Tech stocks plunge because investors are nervous — here are 3 reasons why

Tech stocks plunge because investors are nervous — here are 3 reasons why

Opinion: Tech investors flee as uncertainties, starting with the U.S.-China trade war, pile on

Investors appear to have woken up to some of the bad news that has been gushing out of tech companies in the past two months, and they are getting out while they can ahead of earnings season.

On Wednesday, tech stocks fell to lows they had not seen since 2011 in a huge market downdraft that sent the Dow Jones Industrial Average DJIA, -3.15% down more than 800 points. According to the WSJ Data Group, the S&P 500 index’s tech sector XLK, -4.85% suffered its biggest drop since August 2011.

There are some macro reasons for the decline, including bond yields and rising interest rates, but there are larger clouds hanging over tech specifically as earnings season approaches. One of the biggest is the anticipation of fallout from the widespread tariffs enacted by the Trump administration against Chinese-made goods, which are expected to impact a range of tech products.

In addition, the potential impact of Intel Corp.’s INTC, -1.45% chip shortages could hurt the PC market, while renewed privacy and security concerns after major breaches and vulnerabilities at Facebook Inc. FB, -1.44% and Alphabet Inc.’s GOOG, -1.04% GOOGL, -1.11% Google could affect their growth rates.

“The trade situation is a really big deal for global markets in general and a big deal for tech,” said Chad Kusserow, portfolio manager of Kusserow Capital, a family office in the Chicago area. “The China trade issue is front and center and started this whole situation. That’s what people are watching.”

The other issues, he said, could be “just layering that on top of an already tenuous situation.”

As more companies begin to comment about the impact of tariffs on their business, investors are getting more nervous. The latest batch of 10% tariffs enacted on $200 billion of Chinese goods is starting to pressure many companies, both in and outside of tech, with a huge list of products from a wide range of industries. Within that list, a large amount of tech products that are either made or assembled in China are expected to get hit with tariffs, set to go up to 25% early next year.

Some industries, such as auto makers, are already feeling the pain as steel tariffs impact a huge range of products. On Tuesday, PPG Industries Inc. PPG, +1.06% pre-announced lower-than-expected results for the third quarter, saying that demand was weaker in China for its paint products, demand was weaker among its automotive customers and that it was raising prices to account for the higher costs.
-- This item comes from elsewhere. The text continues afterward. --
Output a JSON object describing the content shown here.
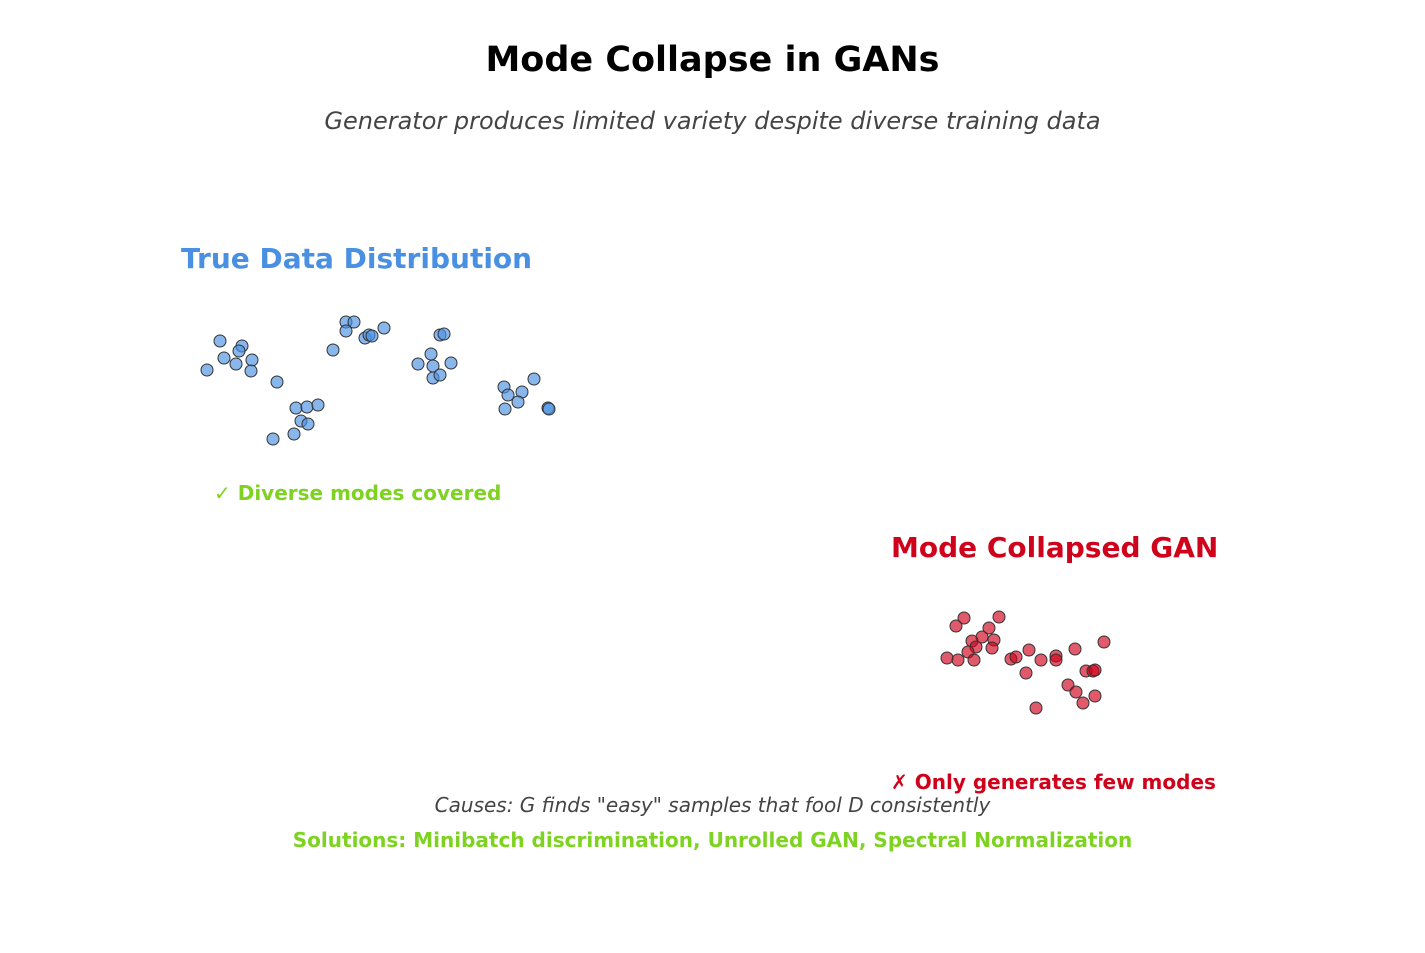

Adding further pressure to the tariffs is Intel’s shortage of PC processors, due to its manufacturing issues. In two reports Wednesday on third-quarter PC data, market-research firms Gartner Inc. and IDC warned about the impact on the upcoming fourth quarter.

“The outlook remains uncertain as we head into the holiday season, when volume will be boosted by many consumer-oriented promotions” in entry-level devices, said Jay Chou, an IDC analyst, in a statement. He added that AMD supply could help with processor demand but it will also take time for PC makers to switch to AMD chips on some models. Gartner analyst Mikako Kitagawa said in an email that consumer demand is weak anyway, no matter what happens in the market, and that corporate customers are going to be compelled to buy new systems before 2020 because Microsoft Corp. is ending support for Windows 7.

The turmoil around product pricing and demand for tech products is now exacerbated by the anger that is rising over how giants like Facebook and Google are treating consumer privacy and security. Facebook announced that data on over 50 million of its users was breached, just months after the Cambridge Analytica scandal. A software glitch in Google+ exposed private data of hundreds of thousands of users — a breach it tried to hide. Investors are going to be asking about user growth in the light of these issues, and if it slows, how that will effect ad revenue.

Investors seem to be running for the hills ahead of earnings season. If companies get through this quarter without too much damage, they might find them waiting on the other end.